To address the issue, the Wikimedia Foundation has taken a new approach. Rather than blocking bots, it is offering developers a better option.
On April 17, 2025, the Foundation announced a partnership with Kaggle, a data science platform owned by Google.
The Partnership Offer
The partnership introduces a new, openly licensed dataset that includes structured content from Wikipedia in English and French.
Developers can now access this dataset directly on Kaggle to remove the need for scraping raw web pages.
The dataset is designed with machine learning in mind. It includes short summaries, article descriptions, image links, infobox data, and organized article sections.
It does not, however, include references, audio files, or other non-text content. The format is clean, consistent, and easy for machines to read, specifically in JSON.
Also read: How AI Handles Large Data Sets
What Developers Want
Many AI models rely on Wikipedia for training data, but scraping the site is inefficient and risky.
The new dataset solves this issue by offering clean, ready-to-use information. It also saves time, reduces errors, and makes legal reuse simpler.
Developers aren’t the only ones with something to gain; smaller teams and individual researchers also. They now have access to the same kind of structured data that was once only available to large tech firms.
Benefits for Wikipedia
Wikipedia gains just as much. The new strategy reduces server load and discourages aggressive scraping. It also allows the Foundation to guide how its content is used.

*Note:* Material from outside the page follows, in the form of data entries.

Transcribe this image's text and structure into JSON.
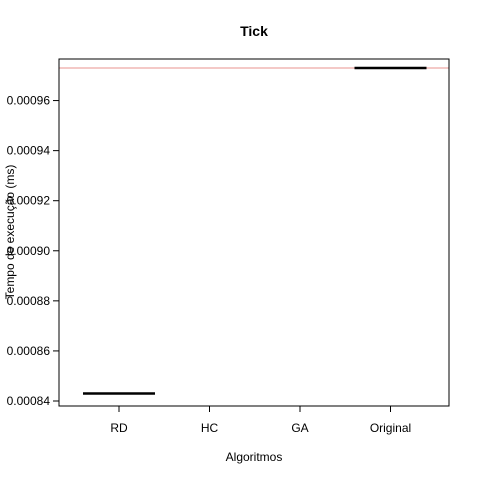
{
  "chart_data": {
    "type": "box",
    "title": "Tick",
    "xlabel": "Algoritmos",
    "ylabel": "Tempo de execução (ms)",
    "categories": [
      "RD",
      "HC",
      "GA",
      "Original"
    ],
    "y_ticks": [
      0.00084,
      0.00086,
      0.00088,
      0.0009,
      0.00092,
      0.00094,
      0.00096
    ],
    "y_tick_labels": [
      "0.00084",
      "0.00086",
      "0.00088",
      "0.00090",
      "0.00092",
      "0.00094",
      "0.00096"
    ],
    "ylim": [
      0.000838,
      0.0009766
    ],
    "values": [
      0.000843,
      null,
      null,
      0.000973
    ],
    "reference_line": {
      "y": 0.000973,
      "color": "#e8938f"
    },
    "colors": {
      "median": "#000000",
      "frame": "#000000"
    }
  }
}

Kaggle’s Role in the Collaboration
Kaggle is widely used by data scientists to host datasets, public notebooks, and competitions. With a Kaggle partnership, Wikimedia ensures broad access and easy adoption.
Brenda Flynn, Kaggle’s partnerships lead, stated:
“Kaggle is excited to play a role in keeping this data accessible, available, and useful.”
Now, anyone on Kaggle can explore, analyze, and even build projects using Wikipedia’s structured content.
Why Not Just Block the Bots?
Blocking AI bots may seem like a simpler solution, but Wikipedia was built on the idea of openness. Cutting off bots entirely would conflict with its original mission.
Instead, the Foundation chose to meet developers halfway. It offers a cleaner, more reliable option, and in return, it hopes developers will stop scraping and use the official dataset.